The U.S. super-rich are still avoiding taxes a lot more than investigators had hoped, despite a crackdown on tax havens like Switzerland, according to a study.

More than one-fifth of the top one percent of U.S. wealthy are reporting too little income to the Internal Revenue Service, according to a study released by the National Bureau of Economic Research on Monday and co-authored by the IRS’ researchers as well as academic economists including Gabriel Zucman.

The study comes roughly 15 years after U.S. prosecutors, lawmakers, and tax investigators began cracking down on havens and in particular Swiss offshore accounts. The cull has extracted billions in fines and lost tax income from private banks in Switzerland, which has since softened its banking secrecy laws and begun data-swapping with allies.

Sophisticated Schemes

The study found that U.S. investigators are still poor at rooting out tax income hidden in so-called S-corporations, no subject to certain types of tax, or other partnerships. It looked at taxpayers who had come forward between 2009 and 2012 with foreign bank accounts.

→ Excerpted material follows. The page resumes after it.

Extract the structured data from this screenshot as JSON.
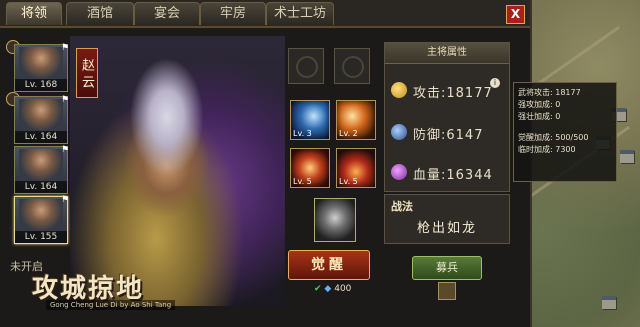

Of the 21 percent of wealthy who under-report, 6 percent represent sophisticated schemes of evasion that audits normally don’t detect, according to the study, authored by John Guyton, Patrick Langetieg, Daniel Reck, Max Risch, and Zucman. The results were first reported by «The Wall Street Journal» (behind paywall) on Monday.

«We stress that our estimates are likely to be conservative with regard to the overall amount of evasion at the top,» the authors wrote. They noted that it seems likely the wealthy are evading tax with similarly sophisticated schemes.

Largest Recorded U.S. Fraud

These include abusing syndicated conservation easements, micro-captive insurance schemes, private inurement in tax-exempt organizations, and offshore trusts. «Many of these strategies involve pass-through businesses or other entities controlled by the taxpayer,» the study said. The IRS doesn't list tax havens, but Switzerland has figured prominently in its investigations.

The report comes several months after the largest case of U.S. tax evasion emerges around Robert Brockman, a Texas-based software billionaire who is accused of hiding as as much as $2 billion from the IRS thanks to a complicated tangle of offshore entities, some tied to Switzerland. 

Swiss Banks Settle Probes

Just ten days ago, Zurich's oldest private bank agreed to pay $22 million to U.S. officials in order to settle a more than decade-old probe into helping Americans hide their wealth in offshore Swiss accounts. This now leaves just Pictet as the last Swiss wealth manager still on the hook for criminal charges with U.S. prosecutors.

UBS settled with U.S. prosecutors in 2009 for $780 million. This marked the beginning of a more than ten-year pursuit of other Swiss private banks, which culminated in a record $2.5 billion total penalty against Credit Suisse.